The same can't be said for 7-Zip, which we have seen utilize lots of cores in the past. Dell's submission ends up 62% faster than the baseline. 

11. Results: Storage

Storage makes up our final battery of tests. Previously, we weren't specifically benchmarking our workstations' storage subsystems, but I felt like we should add more targeted metrics, particularly given the add-in RAID card and SSDs included with this T5600.

AS-SSD

AS-SSD results, T5600AS-SSD results, T5600

AS-SSD Results, P500XAS-SSD Results, P500X

Sequential read speeds as reported by AS-SSD aren’t that different, but write performance is dramatically better on the Precision. Dell's drive array writes almost eight times faster.

Iometer

Iometer gives us similar results. The 4 KB random numbers turn out to be pretty similar; it's the sequential I/O where Dell's older Samsung drives take off. In many workstation tasks (like video and audio editing), sequential access is more important than random access, especially when gigabytes of video footage need to be cut.
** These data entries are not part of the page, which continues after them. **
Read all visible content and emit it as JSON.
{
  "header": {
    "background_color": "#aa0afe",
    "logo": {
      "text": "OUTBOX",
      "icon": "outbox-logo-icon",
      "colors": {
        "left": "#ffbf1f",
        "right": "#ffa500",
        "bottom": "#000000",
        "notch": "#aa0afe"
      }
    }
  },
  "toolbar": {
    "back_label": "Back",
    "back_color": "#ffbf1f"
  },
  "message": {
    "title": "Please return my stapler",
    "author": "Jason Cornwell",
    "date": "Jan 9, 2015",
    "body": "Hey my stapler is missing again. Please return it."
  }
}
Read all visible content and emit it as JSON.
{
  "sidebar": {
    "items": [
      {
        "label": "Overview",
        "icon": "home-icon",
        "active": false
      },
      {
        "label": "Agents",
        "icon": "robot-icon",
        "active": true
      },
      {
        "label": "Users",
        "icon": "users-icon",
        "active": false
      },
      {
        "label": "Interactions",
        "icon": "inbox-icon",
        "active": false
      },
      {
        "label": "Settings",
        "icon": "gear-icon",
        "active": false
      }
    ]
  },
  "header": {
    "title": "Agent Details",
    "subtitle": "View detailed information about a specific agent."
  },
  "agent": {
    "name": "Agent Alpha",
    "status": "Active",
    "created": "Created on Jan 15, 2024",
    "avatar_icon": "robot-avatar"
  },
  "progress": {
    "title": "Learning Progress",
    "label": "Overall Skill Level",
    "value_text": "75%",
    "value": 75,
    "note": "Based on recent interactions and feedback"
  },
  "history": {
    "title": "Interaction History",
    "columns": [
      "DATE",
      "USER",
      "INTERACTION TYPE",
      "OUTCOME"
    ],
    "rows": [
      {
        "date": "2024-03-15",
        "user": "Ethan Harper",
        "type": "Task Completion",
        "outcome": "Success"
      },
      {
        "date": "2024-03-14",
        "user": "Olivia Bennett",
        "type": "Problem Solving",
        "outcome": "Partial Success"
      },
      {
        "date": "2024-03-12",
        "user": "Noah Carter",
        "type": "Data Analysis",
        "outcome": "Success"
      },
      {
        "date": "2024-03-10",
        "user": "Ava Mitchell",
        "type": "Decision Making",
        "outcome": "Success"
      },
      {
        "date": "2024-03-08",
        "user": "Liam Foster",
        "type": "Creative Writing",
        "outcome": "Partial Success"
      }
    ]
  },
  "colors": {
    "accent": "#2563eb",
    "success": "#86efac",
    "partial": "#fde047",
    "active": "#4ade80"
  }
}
12. The Precision T5600 Is Still At The Top Of Dell's Workstation Portfolio

I believe it's easier to review workstations than most gaming-oriented desktop PCs. There's a lot of choice in the professional world; Dell makes its Precision T5600 available with 18 different combinations of Xeon E5 CPUs in single- and dual-socket configurations. But if you're adding somewhere between $168 and $3683 for something above the base-line Xeon E5-2620, then you're also probably in tune with why you'd need to spend so much more in the first place. Some professional apps use all of the processing resources thrown at them. Others are less taxing, and simply need to run stably without any downtime. Know your workload and configure accordingly.

Knowing that there are hundreds of combinations of hardware you can find to go into Dell's Precision T5600, this story is less about the performance of our specific setup and more about Dell's system in general. The T5600 is well-designed and compact. It packs a lot of power into a relatively small chassis, even if we're not the biggest fans of the way its two CPUs are cooled (and the noise they consequently make under load). The system is audible from 10 feet away with a television and window-mounted air conditioning unit running at the same time. That's the workstation market for you, though; we've certainly heard servers that were far worse. But we also admire iBuyPower's closed-loop liquid cooler on the P500X, which does its job almost silently.

Another critique is the T5600's lack of space for additional storage. Maxing out at two 3.5" mechanical disks does give you up to 6 TB of capacity, which is pretty gargantuan. But if you're dealing with massive datasets, anything extra is going to require a networked storage device. Even worse, if you want a tiered setup with SSDs and conventional hard drives, the online configurator stops you at one 256 GB SSD and one 3 TB disk. That's it; workstation full. "At least give us another hard drive for backup," we'd ask. Apparently, we weren't the only ones to bring this up, because the newer T5610 adds another drive bay, in addition to employing Ivy Bridge-EP-based Xeons.

Intel's C602 platform is pretty old now, and it never natively supported USB 3.0. So, manufacturers like Dell that want to add this functionality have to lean on third-party controllers. That's why the Precision T5600 only has one compatible port up front and another in the rear. Frankly, that's a lack of I/O you're going to run into on any dual-processor box, at least until Intel updates its core logic for servers and workstations. It's at least nice to see four total USB ports among the T5600's front-panel I/O and six around back.

With those few critical points addressed, Dell's Precision T5600 remains a compelling option for professionals shopping for massive processing power. Yes, Intel's Ivy Bridge-EP-based Xeon E5-2600 v2 CPUs are available now, and Dell does sell a Precision T5610. However, as of this writing, there's only one CPU option: the Xeon E5-2609 v2. That's a quad-core chip far slower than the two octa-core battleships in our T5600. No doubt, more Ivy Bridge-EP-based boxes will emerge soon. But there's a reason we were so bullish on Sandy Bridge-E (and, by extension Sandy Bridge-EP) when it first surfaced: it remains a great architecture that even Intel's latest offerings have a hard time besting.